The Government has once again said it is not considering a wealth, death, or inheritance tax - despite speculation from Opposition parties it is "preparing" for it.
An inheritance tax is imposed on people who are bequeathed or get assets from the estate of someone who's died, also referred to as a death tax.
A wealth tax is levied on assets owned by a taxpayer and can apply to a range of types, including cash, bank deposits, shares, fixed assets, personal cars, real property, pension plans, money funds, owner-occupied housing, and trusts.
An Official Information Act request sent to Minister for Revenue David Parker in May asked if he'd considered a wealth or inheritance tax at any point, but he refused the request because that information doesn't exist.
But recently, Opposition party leaders have speculated that a wealth, death, or inheritance tax could be on the horizon.
This is because in Budget 2021, $5 million was secured for the next two years for Inland Revenue and Treasury to research the level of tax high-wealth New Zealanders are paying.
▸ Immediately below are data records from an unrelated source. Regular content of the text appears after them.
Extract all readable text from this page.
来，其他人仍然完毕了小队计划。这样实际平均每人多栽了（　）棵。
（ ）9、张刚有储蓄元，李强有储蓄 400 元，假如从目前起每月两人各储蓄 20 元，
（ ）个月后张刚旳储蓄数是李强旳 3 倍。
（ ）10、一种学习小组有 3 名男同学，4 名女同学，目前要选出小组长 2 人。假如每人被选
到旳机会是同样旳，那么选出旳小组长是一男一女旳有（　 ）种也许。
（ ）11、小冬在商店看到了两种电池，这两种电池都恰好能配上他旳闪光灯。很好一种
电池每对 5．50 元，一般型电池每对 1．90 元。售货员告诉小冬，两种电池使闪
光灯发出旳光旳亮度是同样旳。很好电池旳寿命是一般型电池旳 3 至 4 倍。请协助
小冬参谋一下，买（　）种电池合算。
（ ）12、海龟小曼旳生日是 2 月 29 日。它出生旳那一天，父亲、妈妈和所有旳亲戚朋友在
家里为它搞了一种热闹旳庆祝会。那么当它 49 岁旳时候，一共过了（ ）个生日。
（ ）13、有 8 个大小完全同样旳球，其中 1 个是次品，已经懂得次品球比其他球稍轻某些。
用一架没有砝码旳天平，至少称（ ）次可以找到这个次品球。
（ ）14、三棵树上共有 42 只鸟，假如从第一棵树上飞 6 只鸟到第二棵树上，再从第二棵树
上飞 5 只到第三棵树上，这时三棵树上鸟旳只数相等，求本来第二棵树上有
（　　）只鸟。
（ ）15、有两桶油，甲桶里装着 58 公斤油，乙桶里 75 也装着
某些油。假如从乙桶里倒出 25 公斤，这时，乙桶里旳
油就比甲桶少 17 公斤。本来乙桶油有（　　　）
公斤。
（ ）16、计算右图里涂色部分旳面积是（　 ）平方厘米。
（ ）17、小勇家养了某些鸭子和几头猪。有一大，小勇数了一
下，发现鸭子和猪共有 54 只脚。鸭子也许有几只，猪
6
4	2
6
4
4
ACT Party leader David Seymour said on Sunday the Government is "clearly gearing up for an inheritance tax" as a result of this funding and is "preparing another tax grab".
"A better way to fight inequality would be if kids were going to school and infrastructure was being built so there is opportunity," he said.
"Instead, we have a Government more interested in redistributing wealth than allowing the opportunities to create it."
National Party leader Judith Collins also believes an inheritance tax could be on the way, tweeting on Monday: "Mark my words... Jacinda Ardern once ruled out a death tax. Expect a 'softening up' for Kiwis to get a death tax."
The Prime Minister said on the election campaign trail in 2017 an inheritance tax wasn't an option for a Labour-led Government.
A spokesperson for Parker told Newshub a wealth, death, or inheritance tax is still "not being considered". They also pointed to Labour's 2020 manifesto that says other than the 39 percent tax rate for income over $180,000, there would be no major tax changes under this Government.
In early June, Parker appeared before Parliament's Finance and Expenditure Committee to answer questions about his portfolio's wins in Budget 2021.
Green MP Chlöe Swarbrick quizzed him on Inland Revenue's research and asked what he would do if it's found the wealthiest aren't paying their "fair share" of tax.
"Perhaps nothing," he said. "It just gives us an information base on which to base future decisions."
He again reiterated there won't be any new taxes this term, other than the new 39 percent tax rate for income over $180,000.
National Party MP Nicola Willis asked him whether there's anything more than just a research unit that will give Parker the database to later campaign for a wealth, inheritance, or death tax at the next election.
"I'm not planning a wealth, inheritance, or death tax, and I'm not seeking advice from my ministry on those issues, so the answer to those questions is it isn't any of those things," he said.
The Green Party has previously called for a wealth tax for those whose net wealth is over $1 million. They estimate this would be about 6 percent of New Zealanders who would be required to pay 1 percent tax on assets over the $1 million threshold. Their policy didn't include mortgages or other debts.
Again in their 2020 election campaign, Labour ruled out implementing a wealth tax.